New Riff Winter Whiskey was an unexpected but welcome last-minute limited edition for 2020, and it’s the best thing I tasted this first full week of 2021. We’re going to dive into what makes it so interesting, but first, a little background.
The wintertime and holiday special release bottle is a small but growing category for American Whiskey. Utah’s High West has Midwinter Night’s Dram. Colorado’s Stranahan’s has Snowflake. And now, Kentucky’s New Riff has Winter Whiskey—a delicious whiskey with a quirky mash bill.
Oh, this isn’t your standard New Riff mash bill—between releases of the Backsetter and Maltster recipes, we’re not sure there is a standard right now so much as a stable. But this isn’t just a tweaked version of the same old thing; Winter Whiskey is a lot weirder than that—weirder than most everything they’ve put out this year.
The New Riff Winter Whiskey mash bill has the following breakdown, according to New Riff:
65 percent Corn
20 percent Malted Oats
7 percent Pale Ale Malt
5 percent Steel Cut Raw Oats
3 percent Chocolate Malt
Now, in the whiskey world, some of my favorite bottles are on this spectrum. Stout and oatmeal finished whiskeys are a cool rising trend, and chocolate malt in whiskey has been delicious for me since my first taste of Glenmorangie Signet, and since.

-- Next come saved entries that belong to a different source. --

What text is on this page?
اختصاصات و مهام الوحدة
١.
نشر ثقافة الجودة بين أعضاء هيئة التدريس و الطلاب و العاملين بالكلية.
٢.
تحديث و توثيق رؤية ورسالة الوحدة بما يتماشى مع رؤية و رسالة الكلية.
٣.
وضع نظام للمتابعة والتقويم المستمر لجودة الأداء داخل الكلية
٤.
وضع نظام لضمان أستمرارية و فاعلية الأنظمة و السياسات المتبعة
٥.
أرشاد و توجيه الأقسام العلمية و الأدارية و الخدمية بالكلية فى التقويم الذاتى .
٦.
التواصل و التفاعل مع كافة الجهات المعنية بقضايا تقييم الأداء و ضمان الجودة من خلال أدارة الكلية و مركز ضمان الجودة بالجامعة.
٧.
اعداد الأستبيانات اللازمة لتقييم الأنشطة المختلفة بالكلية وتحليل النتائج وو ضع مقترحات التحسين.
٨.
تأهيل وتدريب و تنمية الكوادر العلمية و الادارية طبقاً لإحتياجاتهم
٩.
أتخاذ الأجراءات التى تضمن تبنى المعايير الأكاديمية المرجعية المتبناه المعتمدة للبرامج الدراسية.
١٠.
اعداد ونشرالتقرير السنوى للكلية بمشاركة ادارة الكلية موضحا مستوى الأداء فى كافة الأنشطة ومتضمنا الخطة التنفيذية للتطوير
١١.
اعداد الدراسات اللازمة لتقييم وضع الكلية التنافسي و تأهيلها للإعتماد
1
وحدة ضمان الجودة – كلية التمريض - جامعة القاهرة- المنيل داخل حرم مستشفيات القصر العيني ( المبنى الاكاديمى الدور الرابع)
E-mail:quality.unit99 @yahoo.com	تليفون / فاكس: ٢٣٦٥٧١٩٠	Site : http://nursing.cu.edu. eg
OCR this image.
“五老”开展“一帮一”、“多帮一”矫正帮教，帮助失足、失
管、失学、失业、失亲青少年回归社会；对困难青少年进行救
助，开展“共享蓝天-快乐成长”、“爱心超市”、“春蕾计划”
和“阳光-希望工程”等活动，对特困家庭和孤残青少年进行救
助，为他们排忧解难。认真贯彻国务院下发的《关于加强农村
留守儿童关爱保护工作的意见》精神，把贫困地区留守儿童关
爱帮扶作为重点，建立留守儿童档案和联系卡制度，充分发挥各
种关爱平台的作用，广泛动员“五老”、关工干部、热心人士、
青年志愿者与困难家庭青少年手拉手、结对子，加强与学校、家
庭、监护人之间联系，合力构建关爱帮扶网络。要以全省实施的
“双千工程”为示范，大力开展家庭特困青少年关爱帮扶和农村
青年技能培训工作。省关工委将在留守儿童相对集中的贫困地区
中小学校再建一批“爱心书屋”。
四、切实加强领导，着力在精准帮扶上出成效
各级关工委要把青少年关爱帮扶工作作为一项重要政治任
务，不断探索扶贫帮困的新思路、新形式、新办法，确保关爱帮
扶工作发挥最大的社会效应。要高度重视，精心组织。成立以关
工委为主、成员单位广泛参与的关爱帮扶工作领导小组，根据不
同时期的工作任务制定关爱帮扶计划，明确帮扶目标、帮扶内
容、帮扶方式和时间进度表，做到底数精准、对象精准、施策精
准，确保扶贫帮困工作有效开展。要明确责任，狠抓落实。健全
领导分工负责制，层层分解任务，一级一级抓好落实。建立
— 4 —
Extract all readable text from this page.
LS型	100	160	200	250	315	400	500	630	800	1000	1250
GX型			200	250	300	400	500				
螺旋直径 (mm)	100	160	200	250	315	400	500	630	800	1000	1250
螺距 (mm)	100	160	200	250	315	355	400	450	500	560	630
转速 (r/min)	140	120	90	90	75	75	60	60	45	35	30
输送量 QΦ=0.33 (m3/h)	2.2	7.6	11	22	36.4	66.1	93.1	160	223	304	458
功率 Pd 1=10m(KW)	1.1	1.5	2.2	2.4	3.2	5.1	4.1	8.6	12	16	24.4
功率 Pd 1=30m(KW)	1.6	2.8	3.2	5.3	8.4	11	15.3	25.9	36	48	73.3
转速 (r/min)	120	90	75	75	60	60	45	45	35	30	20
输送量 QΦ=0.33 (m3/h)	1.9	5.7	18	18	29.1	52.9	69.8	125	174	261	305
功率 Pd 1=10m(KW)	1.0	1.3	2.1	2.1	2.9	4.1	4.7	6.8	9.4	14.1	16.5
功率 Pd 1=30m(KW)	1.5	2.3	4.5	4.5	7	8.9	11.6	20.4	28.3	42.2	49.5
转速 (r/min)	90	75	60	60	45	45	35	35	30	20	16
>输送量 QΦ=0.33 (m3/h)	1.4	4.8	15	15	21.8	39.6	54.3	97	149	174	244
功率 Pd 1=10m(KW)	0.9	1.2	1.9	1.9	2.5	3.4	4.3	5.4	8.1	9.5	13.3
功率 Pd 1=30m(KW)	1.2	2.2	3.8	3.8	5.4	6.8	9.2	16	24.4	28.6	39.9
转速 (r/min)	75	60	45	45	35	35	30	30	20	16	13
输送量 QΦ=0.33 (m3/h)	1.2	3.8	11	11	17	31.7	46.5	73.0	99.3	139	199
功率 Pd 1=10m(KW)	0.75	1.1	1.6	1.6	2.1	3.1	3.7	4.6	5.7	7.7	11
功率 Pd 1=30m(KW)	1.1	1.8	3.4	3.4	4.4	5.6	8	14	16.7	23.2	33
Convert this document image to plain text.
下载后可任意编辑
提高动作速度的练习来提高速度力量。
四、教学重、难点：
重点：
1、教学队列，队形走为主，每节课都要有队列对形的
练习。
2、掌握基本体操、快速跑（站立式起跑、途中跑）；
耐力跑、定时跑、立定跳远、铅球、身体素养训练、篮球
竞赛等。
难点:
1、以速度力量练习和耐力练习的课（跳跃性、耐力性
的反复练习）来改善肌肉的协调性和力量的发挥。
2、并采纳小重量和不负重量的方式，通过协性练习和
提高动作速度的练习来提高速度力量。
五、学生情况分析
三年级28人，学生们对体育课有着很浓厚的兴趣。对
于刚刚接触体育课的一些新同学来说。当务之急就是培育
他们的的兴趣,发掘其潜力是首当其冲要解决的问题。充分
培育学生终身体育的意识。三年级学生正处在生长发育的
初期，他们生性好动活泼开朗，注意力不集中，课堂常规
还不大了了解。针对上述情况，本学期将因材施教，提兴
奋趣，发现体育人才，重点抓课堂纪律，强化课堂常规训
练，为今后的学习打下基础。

But the unique mashbill of this whiskey is about more than chocolate malt and oats—it’s about rejiggering the balance of their bourbon to account for—and replace—rye. They do that with depth and nuttiness, instead of spice and earth.
Winter Whiskey is similar to a lot of whiskeys, but exactly like none. It’s familiar to their standard small batch, but nuttier. If you taste this whiskey blind, you might almost suspect it’s a wheated whiskey—the oats have a rounding effect on the palate, and that malt character is more nutty than spicy.
It’s unusual on the tongue—grain forward with buttery sweetness that recalls syrup-drenched pancakes, and yet also with hints of nougat and oatmeal cream pie.
If I have a criticism of New Riff Winter Whiskey, it’s that I hope they didn’t bottle everything for 2020. I’d love to see it at the 6-year mark, or higher in future releases. Right now it’s precariously balanced, showing great flavor development, but a couple more years in oak could bring out those chocolate and hazelnut notes with more oak character. A fudgy texture, some additional brulee and vanilla notes—it would be outstanding to see that developed for future batches.
For now, this $50 bottle is a tasty treat served neat, and a lovely way to warm yourself from the inside out until the cold weather is gone again.